In a first quarter earnings call, NVIDIA executives patted themselves on the back for achieving “a major milestone,” in terms of completing and qualifying the firm’s first commercially available smartphone and for making history by being “the first PC technology company […]to cross the chasm from computing to mobile computing.”
NVIDIA executives also boasted that the latest generation of dual-core Tegra chips would not only compete with Apple’s A4 chip and power major iPad competitor tablets, but that the performance of the chip would be “much better,” and more suited to the visual performance requirements of up and coming tablets.
According to transcripts on Seeking Alpha, the firm’s CEO, Jen-Hsun Huang, told analysts he was “pretty excited about Tegra,” and that despite the fact the bar had been set “pretty high” by Apple’s A4, Tegra had what it took to compete.
Huang said NVIDIA’s first-generation strategy had been to focus on one operating system, namely the Microsoft Zune and Microsoft Win Mobile environments [Tegra is in Microsoft’s KIN].
The Nvidia chief said he was “delighted” with what his firm had been able to build, saying “it demonstrates that NVIDIA has created an architecture that’s extremely low power while being very high performance, and that we know how to build phone processors. It’s a big deal.”
He cautioned, however, that it had taken NVIDIA “a long time to figure it out,” and that Tegra had been more of a “long-term investment.”
The Microsoft offerings, he added, were the results of the first Tegra generation and the second generation will focus a lot more on Google’s Android OS. “I think the second-generation Tegra has been doing incredibly well because Android is doing incredibly well,” he explained, despite the fact we have yet to see any Android/Tegra smartphones or tablets emerge.
“Although it made sense for the first-generation Androids to use available phone processors, the follow-on generations of Android are really going to go after performance,” alleged Huang optimistically.
“we’re going to come to market with the second-generation Tegra with the third-generation Android. And so that’s our focus now,” he reiterated, expressing the hope it would all come together “at the end of the year.”
Huang hailed Apple’s iPad as a “revolutionary product” and called Apple a “leader in the space” thanks to its iPhone smartphone and upcoming iPhone 4G.
But Nvidia plans to cut in on Apple’s share of the pie, with Huang noting “we’ve talked about smartphones, we’ve talked about tablets. We have a very large number of designs in pipe and flight, and so we’re looking forward to starting in third quarter and fourth quarter, many design wins to show up in production.”
“We’ve been already working on those design sockets,” Huang assured skeptical analysts.

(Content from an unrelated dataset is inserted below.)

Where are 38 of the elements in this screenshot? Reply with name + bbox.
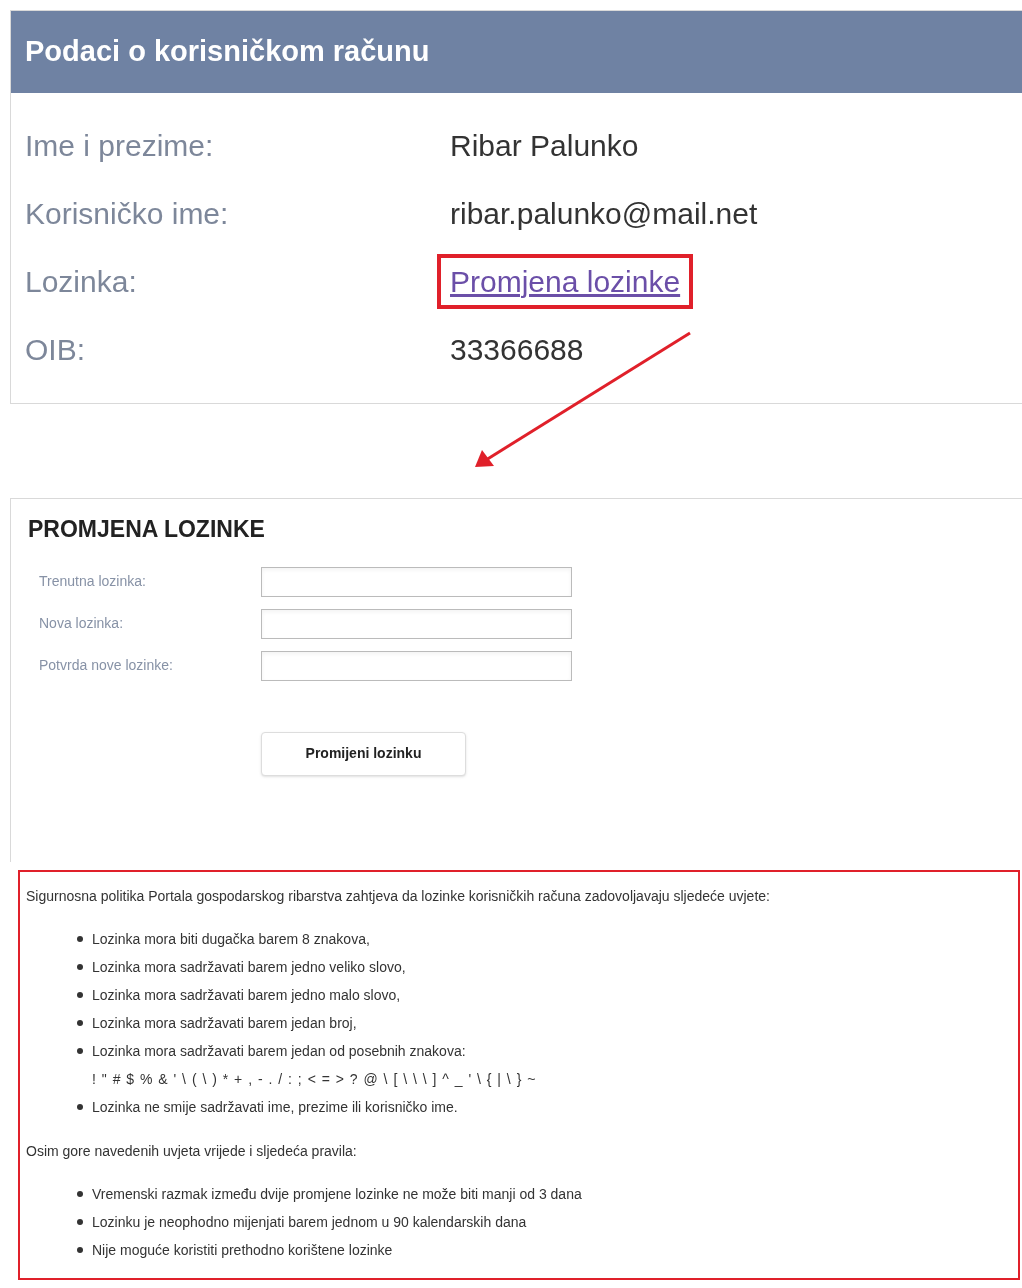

Despite all the Apple talk, the NVIDIA chief was also asked point blank whether his firm’s biggest competitor wasn’t indeed a company like Qualcomm.
Huang conceded that prior to Tegra, there were “only two application processor companies out in the mobile space,” these being Qualcomm and TI. “They both make wonderful application processors,” he said.
NVIDIA’s differentiation, however, “is where multimedia, high resolution, snappy graphics is really necessary.”
First-generation smartphones, posited Huang, “had pretty low resolution displays,” meaning fast graphics, high-performance multimedia and high resolution wasn’t as much of an issue.
“With iPad and next-generation smartphones, resolution’s a huge issue,” he continued, declaring “you need to have very snappy graphics with a 10×7 display, if not even bigger than that and even higher resolution than that.”
Haung said this wouldn’t be possible without an application processor designed for that specific purpose. “That’s our contribution and that’s our differentiation and that’s what people are seeking out in the market,” he proclaimed.
The NVIDIA boss also expressed his exuberance that Microsoft’s Kin had finally made it into production, lauding “all the innovative new products, the new features that [Microsoft has] brought to the marketplace and to new perspective in the mobile phone market.”
Meanwhile, Mike Hara senior vice president of investor relations and communications at NVIDIA told analysts the firm would continue to watch the smartphone and handheld space. “We have multiple next-gen Tegra designs within smartphones and tablets coming which will be announced later this year,” he assured.